Segelmanöver


Zwei Arten Manöver kommen auf Rahseglern wie der MIR regelmäßig vor: die Wende und die Halse.

Beides ist auf einem Rahsegler eine komplizierte Angelegenheit und bedürfen sowohl gründlicher Vorbereitung als auch einer eingespielten Crew - vor allem die Wende, die hier zuerst beschrieben wird. Wir sehen uns das Manöver einmal aus der Sicht des kommandierenden Offiziers, also von der Brücke aus, an. Dazu wird hier zunächst  einmal eine geplante Wende beschrieben, wie sie z.B. dann vorkommt, wenn das Schiff gegen den Wind kreuzt und dabei auf den anderen Bug gehen soll. Die Rahsegler (Linienschiffe, Fregatten, Sloops und Briggs), also auch die MIR, konnten ihre Rahen um 35° in gedachter Mittschiffslinie drehen. Daraus folgte, daß dem Schiff nur 62,5% der Wasserfläche für seine Segelmanöver zur Verfügung stand. Weniger als 67,5° konnte nicht gesegelt werden. Wenn ein Schiff zu stark anluvte, fing das Liek langsam an zu flattern und danach killte das ganze Segel.

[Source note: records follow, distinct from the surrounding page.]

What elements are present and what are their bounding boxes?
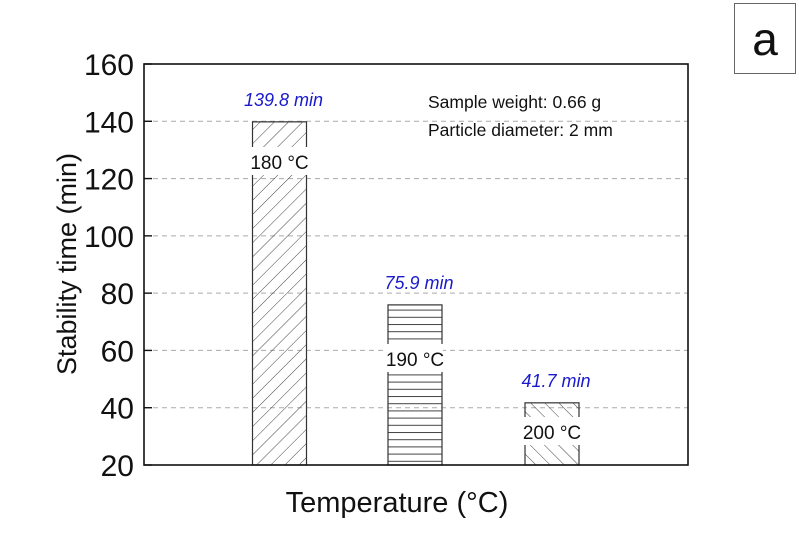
- y-tick-label: 120: [84, 164, 134, 197]
- bar-value-label: 75.9 min: [384, 273, 453, 293]
- y-tick-label: 100: [84, 221, 134, 254]
- y-tick-label: 80: [101, 278, 134, 311]
- panel-label: a: [734, 3, 796, 74]
- bar-category-label: 180 °C: [250, 153, 308, 174]
- bar-value-label: 139.8 min: [244, 90, 323, 110]
- bar-value-label: 41.7 min: [521, 371, 590, 391]
- y-tick-label: 160: [84, 49, 134, 82]
- bar-label-gap: [524, 417, 580, 445]
- x-axis-label: Temperature (°C): [286, 487, 509, 519]
- y-tick-label: 140: [84, 106, 134, 139]
- y-tick-label: 40: [101, 393, 134, 426]
- plot-frame: [143, 63, 689, 466]
- bar-label-gap: [387, 344, 443, 372]
- annotation-text: Sample weight: 0.66 g: [428, 92, 601, 112]
- y-axis-label: Stability time (min): [52, 153, 82, 375]
- annotations: Sample weight: 0.66 g Particle diameter: …: [428, 92, 613, 140]
- bars: [251, 121, 580, 466]
- value-labels: 180 °C 139.8 min 190 °C 75.9 min 200 °C 41.7 …: [244, 90, 591, 444]
- bar-category-label: 200 °C: [523, 423, 581, 444]
- gridlines: [144, 120, 688, 409]
- y-axis: 20 40 60 80 100 120 140 160: [84, 49, 152, 483]
- bar-category-label: 190 °C: [386, 350, 444, 371]
- y-tick-label: 60: [101, 335, 134, 368]
- bar: [387, 304, 443, 466]
- y-tick-label: 20: [101, 450, 134, 483]
- bar-label-gap: [251, 147, 308, 175]
- annotation-text: Particle diameter: 2 mm: [428, 120, 613, 140]
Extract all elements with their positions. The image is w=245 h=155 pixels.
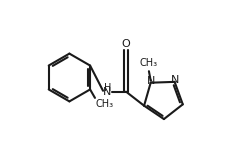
Text: N: N	[171, 75, 180, 85]
Text: CH₃: CH₃	[140, 58, 158, 68]
Text: H: H	[104, 83, 111, 93]
Text: O: O	[122, 39, 130, 49]
Text: N: N	[147, 76, 155, 86]
Text: N: N	[103, 87, 112, 97]
Text: CH₃: CH₃	[96, 99, 114, 109]
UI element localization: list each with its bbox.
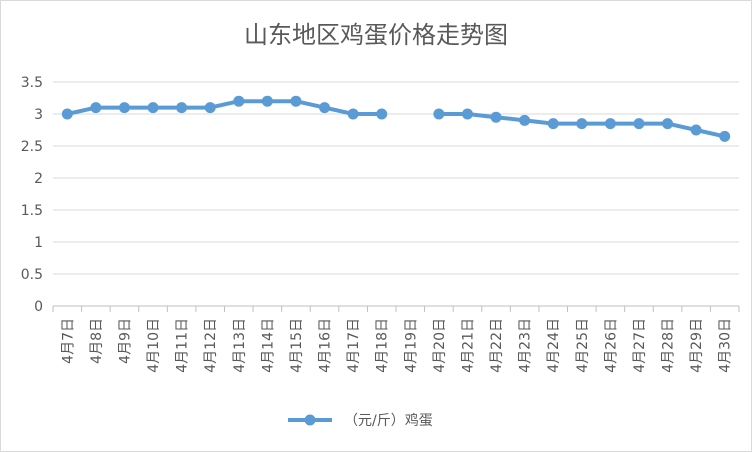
data-point xyxy=(376,108,388,120)
data-point xyxy=(204,102,216,114)
x-tick-label: 4月21日 xyxy=(460,318,476,373)
series-line xyxy=(65,99,727,139)
x-tick-label: 4月20日 xyxy=(432,318,448,373)
x-axis: 4月7日 4月8日 4月9日 4月10日 4月11日 4月12日 4月13日 4月14日 4月1… xyxy=(52,306,740,373)
x-tick-label: 4月18日 xyxy=(375,318,391,373)
y-tick-label: 2 xyxy=(34,171,43,187)
series-layer xyxy=(61,95,731,142)
data-point xyxy=(604,118,616,130)
data-point xyxy=(290,95,302,107)
x-tick-label: 4月17日 xyxy=(346,318,362,373)
data-point xyxy=(547,118,559,130)
x-tick-label: 4月12日 xyxy=(203,318,219,373)
y-tick-label: 1.5 xyxy=(21,203,43,219)
y-tick-label: 3 xyxy=(34,107,43,123)
x-tick-label: 4月9日 xyxy=(117,318,133,364)
y-tick-label: 3.5 xyxy=(21,75,43,91)
x-tick-label: 4月14日 xyxy=(260,318,276,373)
y-tick-label: 2.5 xyxy=(21,139,43,155)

Meistens kommen solche Wenden nicht "aus heiterem Himmel", sondern werden angekündigt. So haben sich Kapitän und Steuermann darüber abgestimmt, wie lange ein bestimmter Kurs gehalten werden soll, z.B. bis eine bestimmte Position erreicht ist, eine bestimmte Landmarke in Sicht kommt oder auch zu einer bestimmten Uhrzeit - wie beispielsweise zum Wachwechsel, wenn sowieso schon ein Grossteil der Crew an Deck anwesend sein wird. Üblicherweise wird dann eine Durchsage gemacht, dass z.B. um 20.00 Uhr eine Wende mit "all hands" anberaumt ist. Wir gehen hier einmal davon aus, dass wir die Wende nach geografischen Gesichtspunkten planen. Dazu überprüft der Wachoffizier regelmäßig die Position und leitet je mehr er sich der vereinbarten Wendemarke nähert, verschiedene Dinge ein. Kurz vorher wird dann auch - sofern er nicht von alleine schon erschienen ist - der Kapitän geweckt, damit er das Manöver selber leiten kann. Die Wende kann schon so 30 Minuten dauern, eine Halse noch etwas länger.

1. VORBEREITUNGEN

Noch bevor die Deckscrew oder gar die Freiwache überhaupt mitbekommt, dass ein Manöver gefahren werden soll, müssen von der Brücke her Vorbereitungen getroffen werden.

2. DIE WENDE

In der Regel geschieht auf der MIR ein Kurswechsel durch eine Wende, denn es ist eine genügend große Crew vorhanden und MIR ist ein ausgesprochen handliches Schiff, das Ruder und Segeln selbst bei starken Winden noch willig folgt.  Bei der Wende geht das Schiff mit dem Bug "durch den Wind". Man sagt dazu auch "über den Stag gehen". Mit einer eingespielten Crew und ohne besondere Vorkommnisse dauert die Wende etwa 1/2 Stunde.

3. DIE HALSE

Bestimmte Witterungsverhältnisse (nur mäßiger Wind oder aber Sturm), sowie eine reduzierte Crew in der Vorsaison, wenn keine Kadetten an Bord sind oder nachts, wenn man (weil keine Regatta ist) nicht die Freiwache wecken will, sondern nur mit einer Wache das Manöver fahren will, oder eine untrainierte Crew (viele neue Trainees), können dazu führen, dass sich die Schiffsführung entschließt, eine Halse zu fahren. Dieses Manöver ist leichter zu segeln, dauert aber länger und das Schiff verliert dabei an Raum, da es quasi eine Schleife fährt. Das wesentliche Merkmal der Halse ist, dass hierbei nicht das Vortopp durch den Wind geht, sondern das Schiff "vor dem Wind" dreht.

4. NACHBEREITUNGEN

Nachdem das Schiff nun auf dem neuen Kurs ist, gibt es noch einiges zu tun, bevor alle wieder zu ihren Routinen zurückkehren können und die Freiwache entlassen wird.